Variable binary star system in the constellation Ursa Major

ER Ursae Majoris is a variable star in the northern circumpolar constellation of Ursa Major, abbreviated ER UMa. It is a prototype system for a subclass of SU Ursae Majoris dwarf novae. The system ranges in brightness from a peak apparent visual magnitude of 12.4 down to 15.2, which is too faint to be visible to the naked eye. The distance to this system, based on parallax measurements, is approximately 1,163 light years.

This system was identified as an ultraviolet excess object as part of the Palomar-Green (PG) survey by R. F. Green and associate in 1986. It was given the catalog identifier PG 0943+521, and was confirmed to be cataclysmic variable. In 1992, it was determined this is a dwarf nova that ranges in brightness from magnitude 12.3 down to 15.2. F. A. Ringwald in 1993 found a candidate orbital period of 0.1997 days based on radial velocity variation, but with some uncertainty.

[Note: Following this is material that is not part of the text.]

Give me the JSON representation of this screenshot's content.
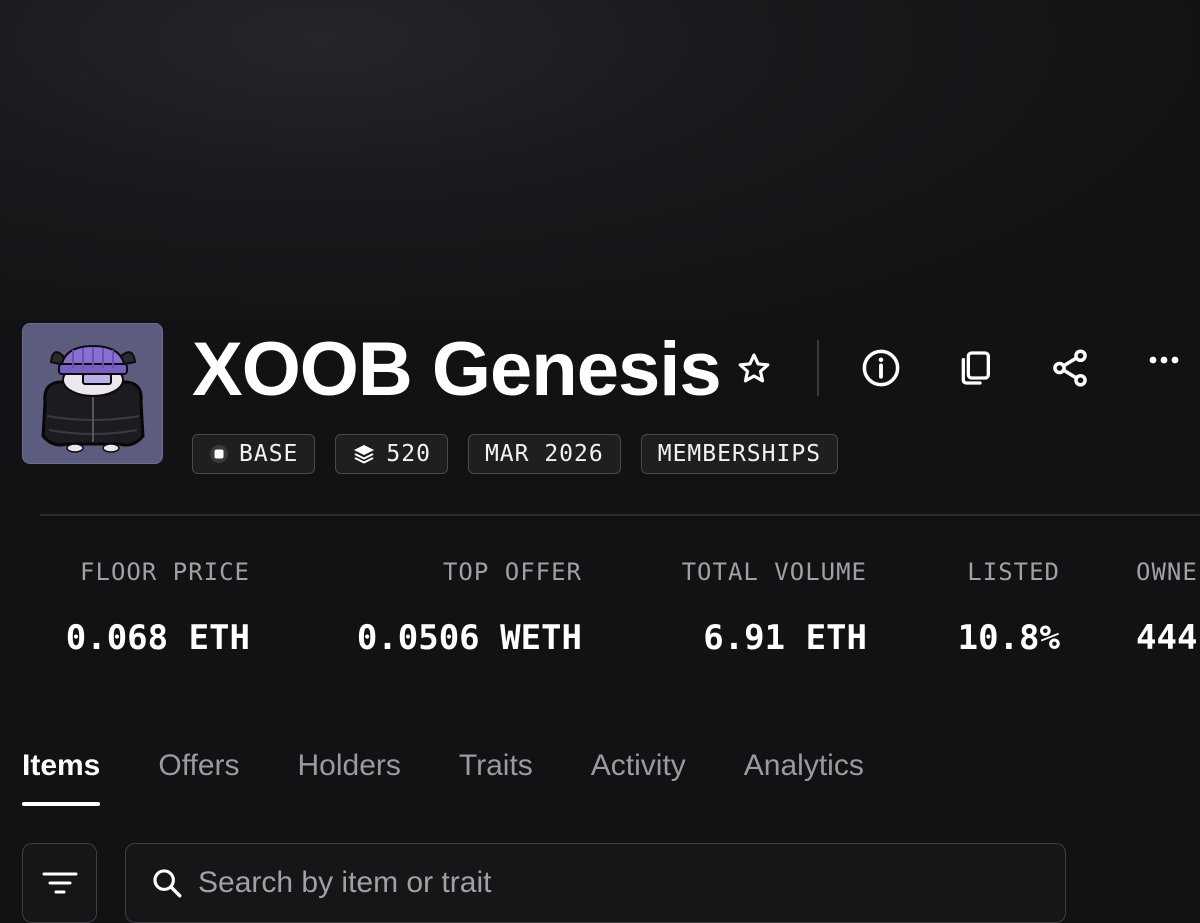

In 1995, T. Kato and C. Kunjaya confirmed this is a SU Ursae Majoris-type dwarf nova, and noted the unusual nature of this system, finding it has a long superoutburst lasting about 20 days and the supercycle (the time between superoutbursts) is very short at around 43 days. Large amplitude superhumps were found to occur near the start of a superoutburst, with a brightness increase of around 0.35 magnitude. The properties of the system suggest a high mass transfer rate and the white dwarf component is hotter than in other typical dwarf novae. During periods of quiescence, the accretion rate is 7.3×10^−11 Solar mass·yr^{−1}.